Some of the letter signees included Lin-Manuel Miranda, Tanya Saracho, Gloria Calderon-Kellett, Roberto Aguirre-Sacasa, Steven Canals, John Leguizamo, Linda Yvette-Chavez, Carolina Paiz, Marco Ramirez, Javier Grillo-Marxuach, among others.
The letter signees go on to state that “as Latinx Showrunners, Creators, TV and Feature Writers, we are incensed by the continued lack of Latinx representation in our industry, especially among the Black and Indigenous members of our community.”
“Our stories are important, and our erasure onscreen contributes to the persistent prejudice that prevents real change in this country,” wrote the Latin creators, before going on to compare their experience with police brutality and “keep[ing] immigrant children in cages” — although acknowledging that it is “not as overt.”
“This prejudice is not as overt as the one that keeps immigrant children in cages and separates families at the border, or as violent as the racism that is killing our Black, Brown, and Indigenous community members at the hands of police,” they said.

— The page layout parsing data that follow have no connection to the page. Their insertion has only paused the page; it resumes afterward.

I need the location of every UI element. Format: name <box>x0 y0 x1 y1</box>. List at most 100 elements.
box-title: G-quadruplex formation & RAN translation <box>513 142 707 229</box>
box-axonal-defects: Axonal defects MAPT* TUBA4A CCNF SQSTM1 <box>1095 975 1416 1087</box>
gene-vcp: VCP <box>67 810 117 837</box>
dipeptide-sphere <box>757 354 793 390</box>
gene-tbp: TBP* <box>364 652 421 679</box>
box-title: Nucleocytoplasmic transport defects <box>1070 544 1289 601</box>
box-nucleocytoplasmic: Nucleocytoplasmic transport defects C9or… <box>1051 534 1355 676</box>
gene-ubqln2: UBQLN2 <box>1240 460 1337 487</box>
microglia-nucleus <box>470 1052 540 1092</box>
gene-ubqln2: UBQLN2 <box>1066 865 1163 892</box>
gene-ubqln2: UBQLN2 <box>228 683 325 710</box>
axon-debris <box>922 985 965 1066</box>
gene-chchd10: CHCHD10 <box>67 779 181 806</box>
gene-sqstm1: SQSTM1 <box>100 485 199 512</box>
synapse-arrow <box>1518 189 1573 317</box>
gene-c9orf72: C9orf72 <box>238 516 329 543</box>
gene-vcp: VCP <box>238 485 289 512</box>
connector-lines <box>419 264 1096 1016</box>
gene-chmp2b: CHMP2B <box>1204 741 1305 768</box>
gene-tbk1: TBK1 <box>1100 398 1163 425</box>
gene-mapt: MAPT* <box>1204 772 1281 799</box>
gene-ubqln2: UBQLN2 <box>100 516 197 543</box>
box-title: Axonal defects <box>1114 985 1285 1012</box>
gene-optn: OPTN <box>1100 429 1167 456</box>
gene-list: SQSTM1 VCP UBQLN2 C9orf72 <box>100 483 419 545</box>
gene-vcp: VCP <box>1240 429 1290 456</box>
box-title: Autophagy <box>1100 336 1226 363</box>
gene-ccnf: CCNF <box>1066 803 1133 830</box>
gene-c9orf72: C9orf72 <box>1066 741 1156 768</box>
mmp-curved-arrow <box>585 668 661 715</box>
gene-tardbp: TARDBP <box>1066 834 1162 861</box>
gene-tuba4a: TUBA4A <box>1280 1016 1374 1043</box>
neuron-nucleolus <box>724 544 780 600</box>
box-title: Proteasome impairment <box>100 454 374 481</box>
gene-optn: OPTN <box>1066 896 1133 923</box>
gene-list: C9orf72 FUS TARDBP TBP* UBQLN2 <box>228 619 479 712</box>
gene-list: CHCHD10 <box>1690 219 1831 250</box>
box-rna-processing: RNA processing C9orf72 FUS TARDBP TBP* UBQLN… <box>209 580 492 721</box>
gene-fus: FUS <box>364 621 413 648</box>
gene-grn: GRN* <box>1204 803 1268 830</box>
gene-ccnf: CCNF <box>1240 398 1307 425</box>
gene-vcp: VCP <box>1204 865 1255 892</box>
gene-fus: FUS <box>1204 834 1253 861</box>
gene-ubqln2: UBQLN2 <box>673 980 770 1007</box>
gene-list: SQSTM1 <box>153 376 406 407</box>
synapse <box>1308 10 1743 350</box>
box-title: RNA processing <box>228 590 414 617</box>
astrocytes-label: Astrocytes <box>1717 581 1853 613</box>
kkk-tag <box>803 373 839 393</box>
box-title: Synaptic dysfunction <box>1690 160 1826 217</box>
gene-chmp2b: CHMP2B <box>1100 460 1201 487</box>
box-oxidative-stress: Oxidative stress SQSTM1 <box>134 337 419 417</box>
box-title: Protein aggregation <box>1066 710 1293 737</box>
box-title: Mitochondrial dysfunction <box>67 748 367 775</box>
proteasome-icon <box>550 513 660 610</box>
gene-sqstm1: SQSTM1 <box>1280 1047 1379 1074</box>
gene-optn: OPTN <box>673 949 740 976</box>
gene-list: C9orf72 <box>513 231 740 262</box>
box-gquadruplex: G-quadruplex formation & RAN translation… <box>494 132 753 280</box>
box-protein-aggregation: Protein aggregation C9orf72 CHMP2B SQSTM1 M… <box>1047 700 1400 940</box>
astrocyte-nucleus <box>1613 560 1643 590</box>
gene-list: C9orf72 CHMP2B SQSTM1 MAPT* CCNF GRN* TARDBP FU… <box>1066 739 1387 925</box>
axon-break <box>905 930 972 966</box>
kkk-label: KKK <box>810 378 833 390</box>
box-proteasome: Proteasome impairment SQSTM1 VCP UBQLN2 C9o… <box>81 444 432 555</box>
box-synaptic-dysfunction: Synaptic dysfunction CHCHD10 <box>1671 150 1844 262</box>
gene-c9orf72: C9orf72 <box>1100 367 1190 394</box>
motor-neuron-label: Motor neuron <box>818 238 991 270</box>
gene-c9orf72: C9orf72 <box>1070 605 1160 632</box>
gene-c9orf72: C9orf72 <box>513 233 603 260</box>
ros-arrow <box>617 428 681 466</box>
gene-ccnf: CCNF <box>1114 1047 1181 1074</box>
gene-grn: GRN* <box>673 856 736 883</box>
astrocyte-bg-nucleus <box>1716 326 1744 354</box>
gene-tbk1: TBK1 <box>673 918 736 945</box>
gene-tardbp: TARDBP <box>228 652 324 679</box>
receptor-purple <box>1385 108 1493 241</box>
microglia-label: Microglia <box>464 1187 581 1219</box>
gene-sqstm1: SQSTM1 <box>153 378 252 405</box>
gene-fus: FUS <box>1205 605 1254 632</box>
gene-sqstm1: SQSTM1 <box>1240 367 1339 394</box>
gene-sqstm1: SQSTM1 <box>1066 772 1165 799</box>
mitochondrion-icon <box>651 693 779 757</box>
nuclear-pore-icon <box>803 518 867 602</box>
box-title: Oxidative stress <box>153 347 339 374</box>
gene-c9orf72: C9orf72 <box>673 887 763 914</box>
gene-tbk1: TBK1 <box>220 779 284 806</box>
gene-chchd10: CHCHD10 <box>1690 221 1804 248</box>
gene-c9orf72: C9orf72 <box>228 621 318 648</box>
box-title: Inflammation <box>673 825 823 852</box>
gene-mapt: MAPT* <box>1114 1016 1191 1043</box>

“But when we are onscreen, we’re often relegated to stereotypes or villains,” the creators continued. “And as a recent New York Times OpEd states, ‘White elites cannot muffle a huge, vibrant community for decades and not expect consequences. For Latinos in the Trump era, these consequences are deadly, from Hurricane Maria to the Walmart shooting in El Paso and the pandemic, as well as soaring hate crimes.'”
“By refusing to tell our stories AND by refusing to put us in charge of telling them — Hollywood power brokers are complicit in our exclusion,” the letter adds. “We are tired of Latinx projects being developed with no Latinx writer, director, or producer attached. We refuse to be filtered through a White perspective.”
From there, the letter demands that Hollywood create “no stories about us without us,” and that the industry “greenlight our projects.”
Last month, actor John Leguizamo said that he would be boycotting the Emmy Awards over the lack of Latino representation among this year’s nominees, stating that Latinos are the largest minority group in the United States and will “decide who is president this year.”
In August, far-left Rep. Joaquin Castro (D-TX) launched a scathing rebuke of Hollywood as well, declaring the need for a “reckon[ing] with its systemic injustice and exclusion of our communities.”
“Latinos love Hollywood, but Hollywood hates Latinos,” wrote Rep. Castro in a guest column for Variety magazine. “Latinos are often depicted as stereotypes, if we’re represented at all.”